Ajnad Foundation began to expand its media presence in 2013 with the formation in March of a second media wing, Al-I'tisam Media Foundation, which specialises in acoustics production for nasheeds with no music, as to adhere to the prohibition of music instruments in Islam, and Qur'anic recitation. It's first published song was titled "Voice of the Prisoner" (Arabic: صوت السجين)

Ajnad Foundation would once again rise to fame when Al-Furqan released Salil al-Sawarim 4 in 2014, which documents IS operations in Iraq and Syria, as well as premiering the famous nasheed Salil al-Sawarim. Another nasheed, called Qariban Qariba (Soon, Soon)  would be released, often played alongside the group’s more unusual executions, including the burning of a Jordanian pilot, the burning of a Turkish and a Kurdish soldier, an execution where several prisoners of war were put into a car then shot with a rocket, and another execution where several prisoners would be drowned in a cage. Since then, more famous nasheeds would be released by Ajnad until its hiatus during 2020, when the last known nasheed released by then is "Gharibun Dammani Sha'uthul-Bawadi", sung by Qutaybah Al-Sudani.

In the beginning, munshideen (singers) like Al-Mu'taz bil-'Aziz sang for the foundation. Uqab al-Marzuqi sang 3 nasheeds, 2 recorded under Ajnad and another under Al-Furqan. After his death, Ajnad released a nasheed to commemorate him, sung by Abu Dhar Al-Shalahi

Some of the known later Ajnad munshideen (singers) are Abu Yasser, who produced more than 40 nasheeds under the labels of Al-Ma'sadah, As-Siddiq, Masami' Al-Khayr Founnation, (all affiliated with Al-Qaeda) and Ajnad Foundation. Abu Mu'awiyah Al-Najdi was another prominent munshid of the Islamic State, producing several nasheeds. Khallad al-Qahtani, another prominent singer for Ajnad, produced more than 10 nasheeds which are frequently used by IS media centers. Following his death in the Battle of Baghuz, Abu Bakr al-Baghdadi mentioned him in a video with Al-Furqan Media Production. Maher Meshaal is another Internet-famous munshid who emigrated to the Islamic State from Saudi Arabia in 2013, and sang for Ajnad until his killing in 2015. Abul-Hasan al-Muhajir also was a munshid and the narrator for most Ajnad intros and in this case, other IS official releases; before he was promoted to spokesman of the Islamic State. Abu Hamza al-Qurashi, the spokesman for the Islamic State until his demise in 2021 also produced around 15 nashids during his Ajnad career. Others like Abu Ghuraba' al-Yamani, Abu Bara' al-Madani, which sang an eulogy for the fighters of the Menagh airport siege in 2012–2013, Nimr al-Muhajir, Abu Usamah At-Tunisi, which sang the famous Mawkib Al-Nur nasheed and others are also IS members that emigrated and joined the organization; though their career is not as famed as other munshids. As of now, some of the munshids still remain anonymous to this day. Some unreleased nasheeds are currently in the hands of most of the Islamic State's media department, particularly in Somalia and Africa; and are still unreleased to this day.

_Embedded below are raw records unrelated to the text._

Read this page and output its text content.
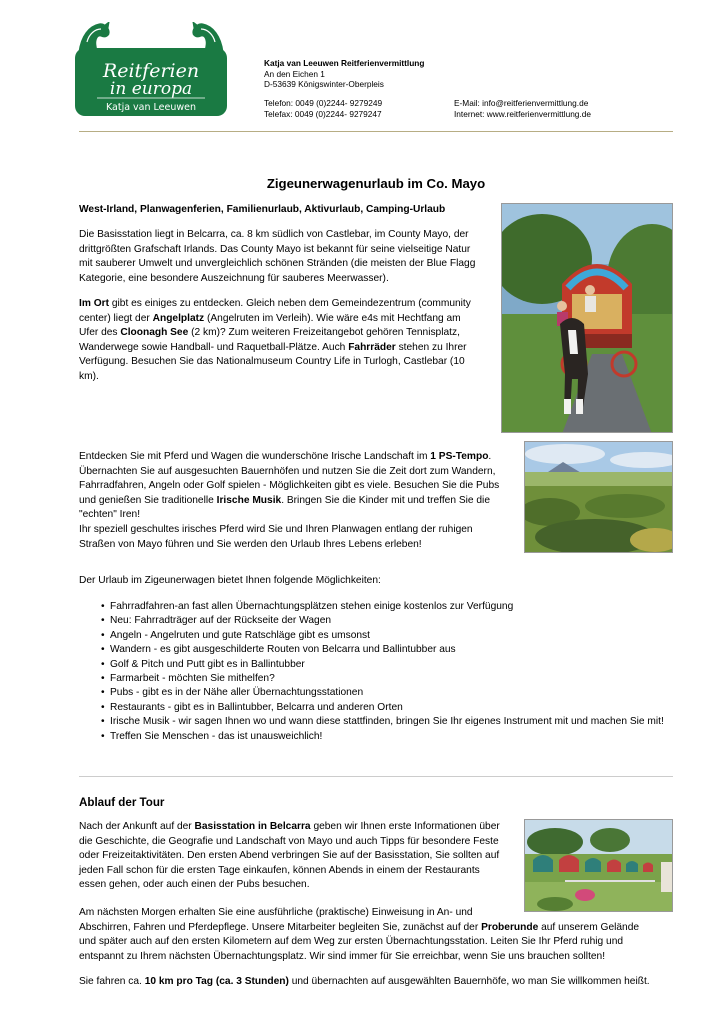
Reitferien
in europa
Katja van Leeuwen
Katja van Leeuwen Reitferienvermittlung
An den Eichen 1
D-53639 Königswinter-Oberpleis
Telefon: 0049 (0)2244- 9279249
Telefax: 0049 (0)2244- 9279247
E-Mail: info@reitferienvermittlung.de
Internet: www.reitferienvermittlung.de
Zigeunerwagenurlaub im Co. Mayo
West-Irland, Planwagenferien, Familienurlaub, Aktivurlaub, Camping-Urlaub
Die Basisstation liegt in Belcarra, ca. 8 km südlich von Castlebar, im County Mayo, der
drittgrößten Grafschaft Irlands. Das County Mayo ist bekannt für seine vielseitige Natur
mit sauberer Umwelt und unvergleichlich schönen Stränden (die meisten der Blue Flagg
Kategorie, eine besondere Auszeichnung für sauberes Meerwasser).
Im Ort gibt es einiges zu entdecken. Gleich neben dem Gemeindezentrum (community
center) liegt der Angelplatz (Angelruten im Verleih). Wie wäre e4s mit Hechtfang am
Ufer des Cloonagh See (2 km)? Zum weiteren Freizeitangebot gehören Tennisplatz,
Wanderwege sowie Handball- und Raquetball-Plätze. Auch Fahrräder stehen zu Ihrer
Verfügung. Besuchen Sie das Nationalmuseum Country Life in Turlogh, Castlebar (10
km).
Entdecken Sie mit Pferd und Wagen die wunderschöne Irische Landschaft im 1 PS-Tempo.
Übernachten Sie auf ausgesuchten Bauernhöfen und nutzen Sie die Zeit dort zum Wandern,
Fahrradfahren, Angeln oder Golf spielen - Möglichkeiten gibt es viele. Besuchen Sie die Pubs
und genießen Sie traditionelle Irische Musik. Bringen Sie die Kinder mit und treffen Sie die
"echten" Iren!
Ihr speziell geschultes irisches Pferd wird Sie und Ihren Planwagen entlang der ruhigen
Straßen von Mayo führen und Sie werden den Urlaub Ihres Lebens erleben!
Der Urlaub im Zigeunerwagen bietet Ihnen folgende Möglichkeiten:
• Fahrradfahren-an fast allen Übernachtungsplätzen stehen einige kostenlos zur Verfügung
• Neu: Fahrradträger auf der Rückseite der Wagen
• Angeln - Angelruten und gute Ratschläge gibt es umsonst
• Wandern - es gibt ausgeschilderte Routen von Belcarra und Ballintubber aus
• Golf & Pitch und Putt gibt es in Ballintubber
• Farmarbeit - möchten Sie mithelfen?
• Pubs - gibt es in der Nähe aller Übernachtungsstationen
• Restaurants - gibt es in Ballintubber, Belcarra und anderen Orten
• Irische Musik - wir sagen Ihnen wo und wann diese stattfinden, bringen Sie Ihr eigenes Instrument mit und machen Sie mit!
• Treffen Sie Menschen - das ist unausweichlich!
Ablauf der Tour
Nach der Ankunft auf der Basisstation in Belcarra geben wir Ihnen erste Informationen über
die Geschichte, die Geografie und Landschaft von Mayo und auch Tipps für besondere Feste
oder Freizeitaktivitäten. Den ersten Abend verbringen Sie auf der Basisstation, Sie sollten auf
jeden Fall schon für die ersten Tage einkaufen, können Abends in einem der Restaurants
essen gehen, oder auch einen der Pubs besuchen.
Am nächsten Morgen erhalten Sie eine ausführliche (praktische) Einweisung in An- und
Abschirren, Fahren und Pferdepflege. Unsere Mitarbeiter begleiten Sie, zunächst auf der Proberunde auf unserem Gelände
und später auch auf den ersten Kilometern auf dem Weg zur ersten Übernachtungsstation. Leiten Sie Ihr Pferd ruhig und
entspannt zu Ihrem nächsten Übernachtungsplatz. Wir sind immer für Sie erreichbar, wenn Sie uns brauchen sollten!
Sie fahren ca. 10 km pro Tag (ca. 3 Stunden) und übernachten auf ausgewählten Bauernhöfe, wo man Sie willkommen heißt.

Ajnad would return in 2026 with the nasheed titled "Our Army Is Coming For Revenge" (Arabic: جيشنا بالثأر قادم), sung by Qutaybah Al-Sudani.

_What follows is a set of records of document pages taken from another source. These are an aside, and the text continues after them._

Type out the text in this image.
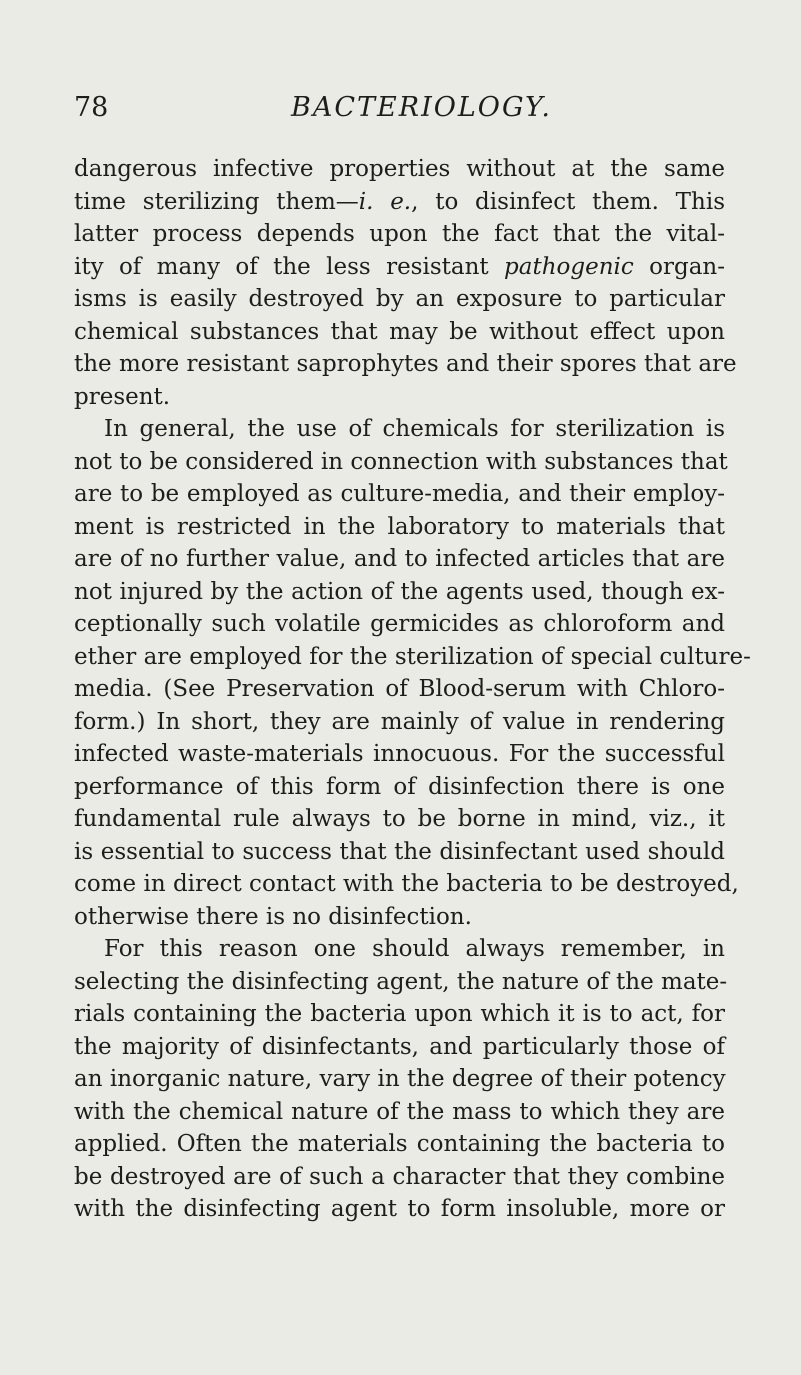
78	BACTERIOLOGY.
dangerous infective properties without at the same
time sterilizing them—i. e., to disinfect them. This
latter process depends upon the fact that the vital-
ity of many of the less resistant pathogenic organ-
isms is easily destroyed by an exposure to particular
chemical substances that may be without effect upon
the more resistant saprophytes and their spores that are
present.
In general, the use of chemicals for sterilization is
not to be considered in connection with substances that
are to be employed as culture-media, and their employ-
ment is restricted in the laboratory to materials that
are of no further value, and to infected articles that are
not injured by the action of the agents used, though ex-
ceptionally such volatile germicides as chloroform and
ether are employed for the sterilization of special culture-
media. (See Preservation of Blood-serum with Chloro-
form.) In short, they are mainly of value in rendering
infected waste-materials innocuous. For the successful
performance of this form of disinfection there is one
fundamental rule always to be borne in mind, viz., it
is essential to success that the disinfectant used should
come in direct contact with the bacteria to be destroyed,
otherwise there is no disinfection.
For this reason one should always remember, in
selecting the disinfecting agent, the nature of the mate-
rials containing the bacteria upon which it is to act, for
the majority of disinfectants, and particularly those of
an inorganic nature, vary in the degree of their potency
with the chemical nature of the mass to which they are
applied. Often the materials containing the bacteria to
be destroyed are of such a character that they combine
with the disinfecting agent to form insoluble, more or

Ajnad Foundation also produces full Qur'an recitations, which are recited by Abul-Hasan al-Hasani, Abu 'A'ishah, and other unknown people. They have produced 114 Surahs in the recitation of Hafs 'An Asim, and Surah Al-Ra'd in Warsh 'An Nafi'.

On 4 May 2016 Al-Battar Foundation (IS-supporter media) launched an application on Android called "Ajnad" that allows its users to listen to the songs of the Ajnad Foundation on their mobile phones.